This week’s portion contains the commandment of shmitta, requiring the Jews to let the land lie fallow every seven years (Lev. 25:4-5). At first glance this commandment seems irrational; in fact, I remember hearing the apparent irrationality of this commandment used as proof of the Torah’s truth (on the theory that the Jews would have never followed such a crazy law if it wasn’t God-given).

But the JPS commentary suggests that this rule actually makes agricultural sense. Prof.
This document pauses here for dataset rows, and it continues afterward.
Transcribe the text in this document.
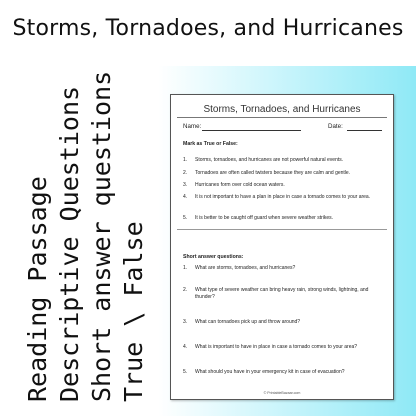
Storms, Tornadoes, and Hurricanes
Reading Passage Descriptive Questions Short answer questions True \ False
Storms, Tornadoes, and Hurricanes
Name:	Date:
Mark as True or False:
1. Storms, tornadoes, and hurricanes are not powerful natural events.
2. Tornadoes are often called twisters because they are calm and gentle.
3. Hurricanes form over cold ocean waters.
4. It is not important to have a plan in place in case a tornado comes to your area.
5. It is better to be caught off guard when severe weather strikes.
Short answer questions:
1. What are storms, tornadoes, and hurricanes?
2. What type of severe weather can bring heavy rain, strong winds, lightning, and thunder?
3. What can tornadoes pick up and throw around?
4. What is important to have in place in case a tornado comes to your area?
5. What should you have in your emergency kit in case of evacuation?
© PrintableBazaar.com
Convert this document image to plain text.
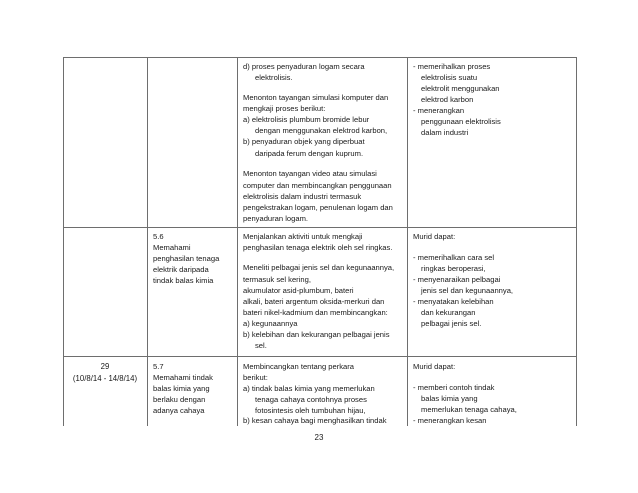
d) proses penyaduran logam secara
elektrolisis.
Menonton tayangan simulasi komputer dan
mengkaji proses berikut:
a) elektrolisis plumbum bromide lebur
dengan menggunakan elektrod karbon,
b) penyaduran objek yang diperbuat
daripada ferum dengan kuprum.
Menonton tayangan video atau simulasi
computer dan membincangkan penggunaan
elektrolisis dalam industri termasuk
pengekstrakan logam, penulenan logam dan
penyaduran logam.
- memerihalkan proses
elektrolisis suatu
elektrolit menggunakan
elektrod karbon
- menerangkan
penggunaan elektrolisis
dalam industri
5.6
Memahami
penghasilan tenaga
elektrik daripada
tindak balas kimia
Menjalankan aktiviti untuk mengkaji
penghasilan tenaga elektrik oleh sel ringkas.
Meneliti pelbagai jenis sel dan kegunaannya,
termasuk sel kering,
akumulator asid-plumbum, bateri
alkali, bateri argentum oksida-merkuri dan
bateri nikel-kadmium dan membincangkan:
a) kegunaannya
b) kelebihan dan kekurangan pelbagai jenis
sel.
Murid dapat:
- memerihalkan cara sel
ringkas beroperasi,
- menyenaraikan pelbagai
jenis sel dan kegunaannya,
- menyatakan kelebihan
dan kekurangan
pelbagai jenis sel.
29
(10/8/14 - 14/8/14)
5.7
Memahami tindak
balas kimia yang
berlaku dengan
adanya cahaya
Membincangkan tentang perkara
berikut:
a) tindak balas kimia yang memerlukan
tenaga cahaya contohnya proses
fotosintesis oleh tumbuhan hijau,
b) kesan cahaya bagi menghasilkan tindak
Murid dapat:
- memberi contoh tindak
balas kimia yang
memerlukan tenaga cahaya,
- menerangkan kesan
23
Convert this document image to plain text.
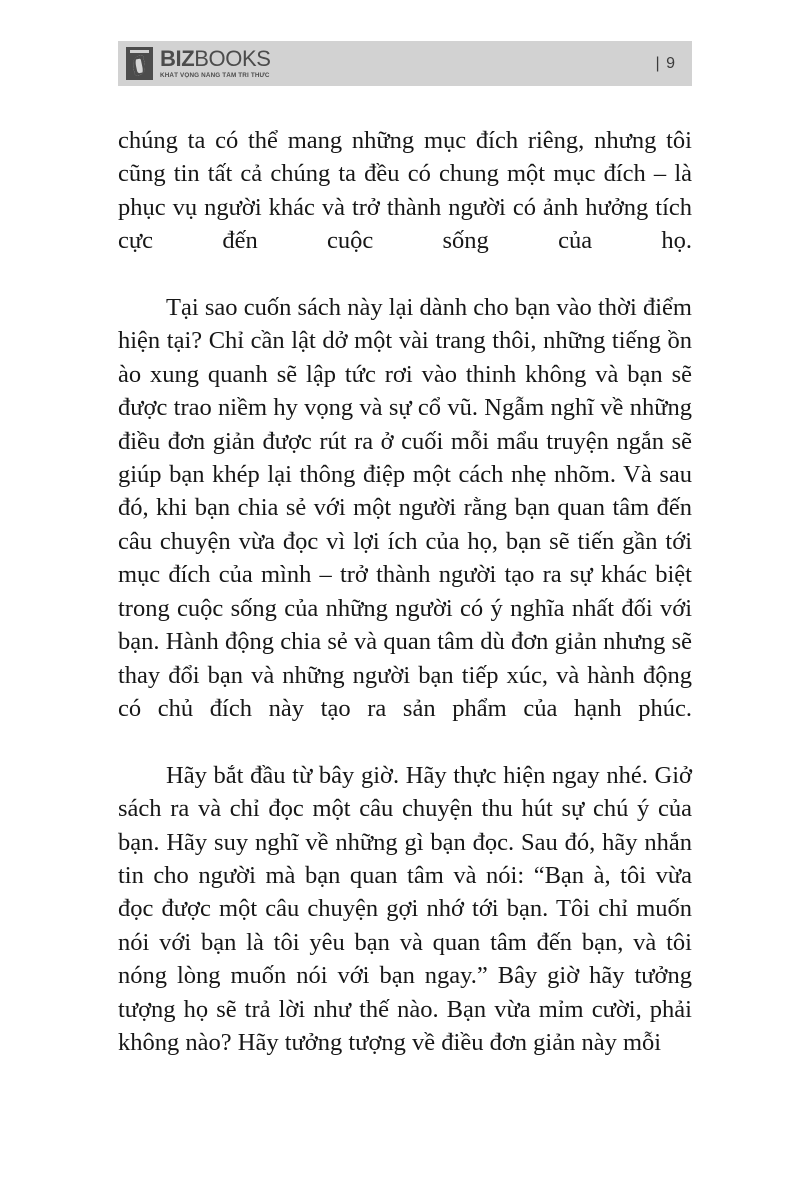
BIZBOOKS
KHÁT VỌNG NÂNG TẦM TRI THỨC
| 9

chúng ta có thể mang những mục đích riêng, nhưng tôi cũng tin tất cả chúng ta đều có chung một mục đích – là phục vụ người khác và trở thành người có ảnh hưởng tích cực đến cuộc sống của họ.

Tại sao cuốn sách này lại dành cho bạn vào thời điểm hiện tại? Chỉ cần lật dở một vài trang thôi, những tiếng ồn ào xung quanh sẽ lập tức rơi vào thinh không và bạn sẽ được trao niềm hy vọng và sự cổ vũ. Ngẫm nghĩ về những điều đơn giản được rút ra ở cuối mỗi mẩu truyện ngắn sẽ giúp bạn khép lại thông điệp một cách nhẹ nhõm. Và sau đó, khi bạn chia sẻ với một người rằng bạn quan tâm đến câu chuyện vừa đọc vì lợi ích của họ, bạn sẽ tiến gần tới mục đích của mình – trở thành người tạo ra sự khác biệt trong cuộc sống của những người có ý nghĩa nhất đối với bạn. Hành động chia sẻ và quan tâm dù đơn giản nhưng sẽ thay đổi bạn và những người bạn tiếp xúc, và hành động có chủ đích này tạo ra sản phẩm của hạnh phúc.

Hãy bắt đầu từ bây giờ. Hãy thực hiện ngay nhé. Giở sách ra và chỉ đọc một câu chuyện thu hút sự chú ý của bạn. Hãy suy nghĩ về những gì bạn đọc. Sau đó, hãy nhắn tin cho người mà bạn quan tâm và nói: “Bạn à, tôi vừa đọc được một câu chuyện gợi nhớ tới bạn. Tôi chỉ muốn nói với bạn là tôi yêu bạn và quan tâm đến bạn, và tôi nóng lòng muốn nói với bạn ngay.” Bây giờ hãy tưởng tượng họ sẽ trả lời như thế nào. Bạn vừa mỉm cười, phải không nào? Hãy tưởng tượng về điều đơn giản này mỗi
Levine explains that allowing the land to rest “helped to reduce the amount of sodium in the soil.”  An additional commentary at the end of the JPS Leviticus book explains further: allowing arable land to rest “served to reduce the quantity of alkalines, sodium and calcium, deposited in the soil by irrigation waters.”  In fact, JPS writes that one reason for the decline of the Sumerians was high alkaline content in the soil, which lead to declining crop yields.  Shmitta guards against this problem.

But why, then, did 20th-century Jewish farmers try to avoid shmitta?  JPS explains that today shmitta is not scientifically necessary because crop rotation and fertilizers allow the soil to be more productive even in the absence of a year or rest.

My caveat: I don’t know enough about agriculture to independently evaluate this explanation- but it does sound interesting.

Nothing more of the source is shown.